Vortices in two-dimensional condensates: towards a novel platform for quantum technologies

Abstract:

In this thesis, we consider the implementation of a quantum computer in systems of BoseEinstein condensates, quantum vortices and impurities as a roadmap to the investigation of the fundamental physics of these systems. We consider questions of structure, scalability, dynamical stability, robustness against decoherence/perturbations, amenability to external control and availability of quantum resources, which are necessary elements to encode and perform error-tolerant quantum information processing. BECs with vortices are a good platform to explore these questions, since it is well known that vortices in this superfluid are dynamically stable, topologically robust, stationary configurations that can be created in large numbers to form Abrikosov lattices.

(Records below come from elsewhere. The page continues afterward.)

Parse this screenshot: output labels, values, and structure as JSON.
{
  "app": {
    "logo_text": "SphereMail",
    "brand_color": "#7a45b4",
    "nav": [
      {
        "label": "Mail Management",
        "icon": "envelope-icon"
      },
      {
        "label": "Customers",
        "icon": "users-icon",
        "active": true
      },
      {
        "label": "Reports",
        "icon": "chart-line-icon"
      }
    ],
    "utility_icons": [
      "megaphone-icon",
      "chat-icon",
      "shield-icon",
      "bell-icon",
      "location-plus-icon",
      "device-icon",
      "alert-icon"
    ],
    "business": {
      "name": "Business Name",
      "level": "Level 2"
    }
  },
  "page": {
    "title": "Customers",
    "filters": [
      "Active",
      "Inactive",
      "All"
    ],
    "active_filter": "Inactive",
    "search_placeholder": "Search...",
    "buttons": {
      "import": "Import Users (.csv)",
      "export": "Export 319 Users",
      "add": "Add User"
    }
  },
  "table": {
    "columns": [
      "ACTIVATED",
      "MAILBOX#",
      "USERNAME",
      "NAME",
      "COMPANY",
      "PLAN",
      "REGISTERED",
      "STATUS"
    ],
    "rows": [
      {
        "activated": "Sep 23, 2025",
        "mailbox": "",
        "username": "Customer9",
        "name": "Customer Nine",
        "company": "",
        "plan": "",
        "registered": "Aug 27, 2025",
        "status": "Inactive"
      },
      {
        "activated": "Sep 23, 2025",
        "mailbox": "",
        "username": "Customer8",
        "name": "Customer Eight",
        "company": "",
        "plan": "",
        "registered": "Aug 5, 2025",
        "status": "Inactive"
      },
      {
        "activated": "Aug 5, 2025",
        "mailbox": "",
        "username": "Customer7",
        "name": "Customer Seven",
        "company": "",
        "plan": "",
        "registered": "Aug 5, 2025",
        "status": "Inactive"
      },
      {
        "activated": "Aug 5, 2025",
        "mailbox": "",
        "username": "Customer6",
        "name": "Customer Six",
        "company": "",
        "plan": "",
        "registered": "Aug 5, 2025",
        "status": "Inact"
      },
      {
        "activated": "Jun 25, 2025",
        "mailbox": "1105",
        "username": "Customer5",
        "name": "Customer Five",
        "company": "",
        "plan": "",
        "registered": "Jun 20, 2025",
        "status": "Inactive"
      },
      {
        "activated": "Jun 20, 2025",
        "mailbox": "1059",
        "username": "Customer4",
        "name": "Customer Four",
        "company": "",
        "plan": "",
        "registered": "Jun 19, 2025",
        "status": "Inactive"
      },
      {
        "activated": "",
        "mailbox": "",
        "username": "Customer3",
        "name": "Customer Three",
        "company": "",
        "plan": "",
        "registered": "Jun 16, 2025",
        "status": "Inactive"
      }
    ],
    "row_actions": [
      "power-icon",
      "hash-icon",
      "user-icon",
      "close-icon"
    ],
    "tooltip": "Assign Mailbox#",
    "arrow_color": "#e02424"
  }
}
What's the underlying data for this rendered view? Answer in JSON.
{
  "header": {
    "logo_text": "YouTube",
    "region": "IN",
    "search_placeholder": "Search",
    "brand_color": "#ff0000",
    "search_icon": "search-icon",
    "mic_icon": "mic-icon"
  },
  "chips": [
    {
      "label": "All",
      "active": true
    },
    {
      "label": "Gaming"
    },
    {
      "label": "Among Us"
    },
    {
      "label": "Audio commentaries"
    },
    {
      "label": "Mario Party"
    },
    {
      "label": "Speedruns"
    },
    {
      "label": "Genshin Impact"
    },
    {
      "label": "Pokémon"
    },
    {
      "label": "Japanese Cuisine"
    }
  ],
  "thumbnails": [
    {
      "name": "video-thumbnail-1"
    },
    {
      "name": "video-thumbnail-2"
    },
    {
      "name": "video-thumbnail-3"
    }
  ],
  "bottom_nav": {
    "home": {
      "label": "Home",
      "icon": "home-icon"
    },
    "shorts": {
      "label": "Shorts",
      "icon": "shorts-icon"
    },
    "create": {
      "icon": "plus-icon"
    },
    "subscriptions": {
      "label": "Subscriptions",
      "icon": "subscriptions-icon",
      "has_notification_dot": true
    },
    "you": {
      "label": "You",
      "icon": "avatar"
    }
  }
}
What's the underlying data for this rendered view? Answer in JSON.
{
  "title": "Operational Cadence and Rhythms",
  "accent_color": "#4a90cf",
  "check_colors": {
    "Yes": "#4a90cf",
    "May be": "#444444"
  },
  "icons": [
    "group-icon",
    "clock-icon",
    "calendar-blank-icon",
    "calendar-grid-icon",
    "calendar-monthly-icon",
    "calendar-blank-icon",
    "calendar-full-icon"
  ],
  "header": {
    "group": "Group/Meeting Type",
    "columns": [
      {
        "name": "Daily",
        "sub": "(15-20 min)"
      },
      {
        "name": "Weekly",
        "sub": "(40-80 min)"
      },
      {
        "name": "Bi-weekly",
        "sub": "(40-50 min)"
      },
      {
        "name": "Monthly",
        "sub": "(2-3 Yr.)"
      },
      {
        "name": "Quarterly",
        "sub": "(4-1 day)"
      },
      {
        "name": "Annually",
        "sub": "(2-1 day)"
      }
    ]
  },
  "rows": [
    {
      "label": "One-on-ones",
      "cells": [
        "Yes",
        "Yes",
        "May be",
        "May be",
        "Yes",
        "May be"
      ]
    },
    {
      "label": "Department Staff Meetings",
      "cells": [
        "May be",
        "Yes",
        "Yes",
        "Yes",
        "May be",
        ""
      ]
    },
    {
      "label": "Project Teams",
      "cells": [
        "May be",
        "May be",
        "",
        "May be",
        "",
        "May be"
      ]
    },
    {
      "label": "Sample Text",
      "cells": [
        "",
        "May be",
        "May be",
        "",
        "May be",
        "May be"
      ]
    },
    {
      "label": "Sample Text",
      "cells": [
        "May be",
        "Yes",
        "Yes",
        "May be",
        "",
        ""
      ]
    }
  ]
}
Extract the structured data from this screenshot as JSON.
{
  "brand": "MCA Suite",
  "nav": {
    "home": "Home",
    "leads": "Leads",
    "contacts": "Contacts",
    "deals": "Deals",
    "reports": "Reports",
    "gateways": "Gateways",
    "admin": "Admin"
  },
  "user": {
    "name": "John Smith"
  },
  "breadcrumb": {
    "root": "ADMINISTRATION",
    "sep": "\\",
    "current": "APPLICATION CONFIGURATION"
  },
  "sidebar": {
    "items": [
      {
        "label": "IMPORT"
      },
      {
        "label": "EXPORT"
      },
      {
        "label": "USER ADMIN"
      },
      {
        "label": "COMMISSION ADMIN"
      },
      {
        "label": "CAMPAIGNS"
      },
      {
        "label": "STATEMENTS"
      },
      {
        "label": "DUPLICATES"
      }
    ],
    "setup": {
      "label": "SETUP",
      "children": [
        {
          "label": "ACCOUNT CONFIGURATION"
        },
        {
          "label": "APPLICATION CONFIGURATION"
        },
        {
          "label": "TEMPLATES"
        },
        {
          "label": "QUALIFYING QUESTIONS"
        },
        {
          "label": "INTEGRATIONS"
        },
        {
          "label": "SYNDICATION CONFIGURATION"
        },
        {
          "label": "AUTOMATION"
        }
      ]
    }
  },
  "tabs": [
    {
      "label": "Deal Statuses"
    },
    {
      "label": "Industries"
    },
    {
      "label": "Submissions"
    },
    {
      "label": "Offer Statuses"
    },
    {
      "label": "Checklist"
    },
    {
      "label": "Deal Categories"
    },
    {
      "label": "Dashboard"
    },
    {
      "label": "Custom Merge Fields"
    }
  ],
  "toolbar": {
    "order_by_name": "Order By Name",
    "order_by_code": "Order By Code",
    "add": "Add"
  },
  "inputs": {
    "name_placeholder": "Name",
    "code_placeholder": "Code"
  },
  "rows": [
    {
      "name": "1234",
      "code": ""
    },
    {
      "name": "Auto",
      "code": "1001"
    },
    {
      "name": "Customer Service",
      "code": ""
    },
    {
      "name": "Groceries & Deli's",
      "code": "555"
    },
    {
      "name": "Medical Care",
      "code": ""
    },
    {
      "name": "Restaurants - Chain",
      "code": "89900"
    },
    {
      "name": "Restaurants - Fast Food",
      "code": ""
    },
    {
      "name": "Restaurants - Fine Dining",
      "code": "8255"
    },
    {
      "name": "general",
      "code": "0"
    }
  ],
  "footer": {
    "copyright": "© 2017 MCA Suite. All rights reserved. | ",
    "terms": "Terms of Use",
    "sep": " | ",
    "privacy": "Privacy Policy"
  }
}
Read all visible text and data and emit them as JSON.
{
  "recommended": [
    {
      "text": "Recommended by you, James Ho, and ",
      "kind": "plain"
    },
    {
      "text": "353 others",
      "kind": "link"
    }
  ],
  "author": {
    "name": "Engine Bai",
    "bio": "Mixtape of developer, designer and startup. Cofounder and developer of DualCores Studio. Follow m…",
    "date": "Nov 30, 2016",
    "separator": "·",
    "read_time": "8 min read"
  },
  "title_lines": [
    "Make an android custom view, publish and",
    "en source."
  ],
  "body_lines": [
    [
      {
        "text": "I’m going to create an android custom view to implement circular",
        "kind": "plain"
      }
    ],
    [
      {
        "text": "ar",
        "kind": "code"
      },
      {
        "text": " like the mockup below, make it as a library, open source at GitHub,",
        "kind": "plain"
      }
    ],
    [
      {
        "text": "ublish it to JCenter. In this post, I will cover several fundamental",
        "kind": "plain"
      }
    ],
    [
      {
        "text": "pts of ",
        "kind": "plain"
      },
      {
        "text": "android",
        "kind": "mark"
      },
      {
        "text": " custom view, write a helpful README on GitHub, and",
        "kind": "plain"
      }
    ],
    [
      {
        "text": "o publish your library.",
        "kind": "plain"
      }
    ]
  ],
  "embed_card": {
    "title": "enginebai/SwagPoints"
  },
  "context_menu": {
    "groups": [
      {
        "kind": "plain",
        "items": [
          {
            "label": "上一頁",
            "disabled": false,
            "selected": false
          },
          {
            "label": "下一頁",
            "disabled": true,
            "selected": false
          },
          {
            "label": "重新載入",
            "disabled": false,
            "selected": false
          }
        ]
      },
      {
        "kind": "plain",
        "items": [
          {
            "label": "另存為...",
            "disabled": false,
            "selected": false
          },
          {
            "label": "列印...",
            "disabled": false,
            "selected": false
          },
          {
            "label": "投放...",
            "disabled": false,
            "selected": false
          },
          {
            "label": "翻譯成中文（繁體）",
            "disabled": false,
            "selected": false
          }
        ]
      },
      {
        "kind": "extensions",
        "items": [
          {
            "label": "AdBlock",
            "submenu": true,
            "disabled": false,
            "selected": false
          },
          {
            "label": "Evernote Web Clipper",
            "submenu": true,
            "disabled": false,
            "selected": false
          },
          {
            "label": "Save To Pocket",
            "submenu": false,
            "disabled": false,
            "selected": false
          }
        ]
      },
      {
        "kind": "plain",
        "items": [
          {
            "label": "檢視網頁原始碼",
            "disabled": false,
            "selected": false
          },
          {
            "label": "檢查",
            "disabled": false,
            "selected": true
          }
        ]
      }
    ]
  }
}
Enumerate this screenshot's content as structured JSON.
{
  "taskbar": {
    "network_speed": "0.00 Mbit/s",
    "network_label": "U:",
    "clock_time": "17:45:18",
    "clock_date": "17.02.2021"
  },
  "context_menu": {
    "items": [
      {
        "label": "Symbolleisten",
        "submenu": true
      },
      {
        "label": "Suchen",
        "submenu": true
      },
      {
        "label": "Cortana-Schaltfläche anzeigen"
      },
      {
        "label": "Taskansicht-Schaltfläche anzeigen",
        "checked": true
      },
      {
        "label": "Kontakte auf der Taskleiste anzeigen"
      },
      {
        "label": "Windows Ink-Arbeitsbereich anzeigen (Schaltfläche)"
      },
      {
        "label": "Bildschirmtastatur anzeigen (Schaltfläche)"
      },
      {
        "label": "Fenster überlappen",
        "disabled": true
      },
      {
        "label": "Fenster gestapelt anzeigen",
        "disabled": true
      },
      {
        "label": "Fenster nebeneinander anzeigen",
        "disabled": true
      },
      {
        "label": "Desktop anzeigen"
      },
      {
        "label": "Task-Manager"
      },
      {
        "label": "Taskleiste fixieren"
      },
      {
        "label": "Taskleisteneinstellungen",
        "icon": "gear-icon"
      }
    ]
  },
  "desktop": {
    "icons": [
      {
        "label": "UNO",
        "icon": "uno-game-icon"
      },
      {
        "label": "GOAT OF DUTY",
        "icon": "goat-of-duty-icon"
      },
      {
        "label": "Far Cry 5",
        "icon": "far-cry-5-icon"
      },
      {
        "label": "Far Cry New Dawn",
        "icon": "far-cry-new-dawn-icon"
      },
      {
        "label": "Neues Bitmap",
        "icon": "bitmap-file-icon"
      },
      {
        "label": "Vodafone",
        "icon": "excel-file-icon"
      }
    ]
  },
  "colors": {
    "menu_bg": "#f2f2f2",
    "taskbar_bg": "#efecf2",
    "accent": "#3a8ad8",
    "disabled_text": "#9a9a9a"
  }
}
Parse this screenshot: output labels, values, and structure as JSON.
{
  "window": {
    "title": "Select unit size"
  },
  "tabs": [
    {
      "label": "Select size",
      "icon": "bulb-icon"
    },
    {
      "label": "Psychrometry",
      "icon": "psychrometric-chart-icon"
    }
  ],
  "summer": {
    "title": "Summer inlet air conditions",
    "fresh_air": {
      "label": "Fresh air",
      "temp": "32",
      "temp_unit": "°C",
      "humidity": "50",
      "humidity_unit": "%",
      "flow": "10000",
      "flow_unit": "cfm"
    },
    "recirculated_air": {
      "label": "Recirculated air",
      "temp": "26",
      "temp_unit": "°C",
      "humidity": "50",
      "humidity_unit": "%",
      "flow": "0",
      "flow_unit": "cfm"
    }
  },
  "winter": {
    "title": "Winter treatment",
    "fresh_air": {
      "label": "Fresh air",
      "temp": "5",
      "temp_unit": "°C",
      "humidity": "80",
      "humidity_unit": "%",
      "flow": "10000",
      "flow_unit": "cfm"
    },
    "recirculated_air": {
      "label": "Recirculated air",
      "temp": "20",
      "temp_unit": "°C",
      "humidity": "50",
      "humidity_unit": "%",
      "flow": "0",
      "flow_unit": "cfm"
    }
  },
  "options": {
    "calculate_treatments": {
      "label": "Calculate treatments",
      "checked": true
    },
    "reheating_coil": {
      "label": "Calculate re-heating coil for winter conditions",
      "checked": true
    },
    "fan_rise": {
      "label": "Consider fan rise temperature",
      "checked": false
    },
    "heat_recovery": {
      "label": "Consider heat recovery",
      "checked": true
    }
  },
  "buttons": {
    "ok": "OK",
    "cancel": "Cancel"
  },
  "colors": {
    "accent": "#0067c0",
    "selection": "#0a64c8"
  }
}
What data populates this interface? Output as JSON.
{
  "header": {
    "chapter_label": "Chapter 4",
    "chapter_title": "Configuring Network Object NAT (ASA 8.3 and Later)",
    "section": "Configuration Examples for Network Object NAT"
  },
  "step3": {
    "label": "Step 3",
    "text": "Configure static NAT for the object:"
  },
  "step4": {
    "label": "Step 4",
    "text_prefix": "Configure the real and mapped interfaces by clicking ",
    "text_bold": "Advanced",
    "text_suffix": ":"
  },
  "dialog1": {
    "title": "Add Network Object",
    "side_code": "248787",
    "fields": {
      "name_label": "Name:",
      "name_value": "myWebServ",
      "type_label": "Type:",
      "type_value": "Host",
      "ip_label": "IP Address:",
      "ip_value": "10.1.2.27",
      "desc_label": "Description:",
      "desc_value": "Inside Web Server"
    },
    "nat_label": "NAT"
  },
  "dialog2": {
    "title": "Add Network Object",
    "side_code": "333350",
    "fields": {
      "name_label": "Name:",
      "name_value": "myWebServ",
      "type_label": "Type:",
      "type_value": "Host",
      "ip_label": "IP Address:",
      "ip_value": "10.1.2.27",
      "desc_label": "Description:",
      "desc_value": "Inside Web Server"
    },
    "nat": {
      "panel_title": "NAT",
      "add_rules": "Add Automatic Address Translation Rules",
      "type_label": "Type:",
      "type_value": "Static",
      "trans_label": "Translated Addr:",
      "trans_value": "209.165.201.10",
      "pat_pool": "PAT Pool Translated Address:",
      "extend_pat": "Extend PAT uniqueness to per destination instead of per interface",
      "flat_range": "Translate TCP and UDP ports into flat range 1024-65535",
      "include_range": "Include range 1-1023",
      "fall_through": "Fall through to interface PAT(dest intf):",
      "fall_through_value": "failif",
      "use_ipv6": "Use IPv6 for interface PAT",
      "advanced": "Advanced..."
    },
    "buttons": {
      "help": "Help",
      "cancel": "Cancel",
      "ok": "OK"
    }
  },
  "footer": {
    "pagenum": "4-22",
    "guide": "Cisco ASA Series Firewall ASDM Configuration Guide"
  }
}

Their robustness, structure and scalability suggests the realization of qubits by making impurities occupy the vortex core. Thus, we began by characterizing these bound states to establish a good basis on which to encode a qubit. The next step was to characterize the excitations of the vortex-BEC. Motivated by questions of robustness, we introduced a measure that characterizes these excitations with respect to their interactions with any impurity.

We found that some characteristic excitation modes of this system have an exceptional capacity to interact with impurities, which lead us to suggest a novel mechanism of quantum-level control of impurities. With this work, we have also established that the low-energy excitations of the vortex-BEC have an anomalous dispersion. We then studied the interactions between the two parts of the system, and found that the resulting collective excitations obey a deformed quantum statistics, known as para-Bose statistics.

We characterized geometrically the single-body state of these excitations, known to be non-classical, and found a non-trivial geometric phase. In turn, the many-body states indicate that the excitations are in a condensed state. We attempt to characterize this condensate and discuss its implications towards this system as a quantum platform.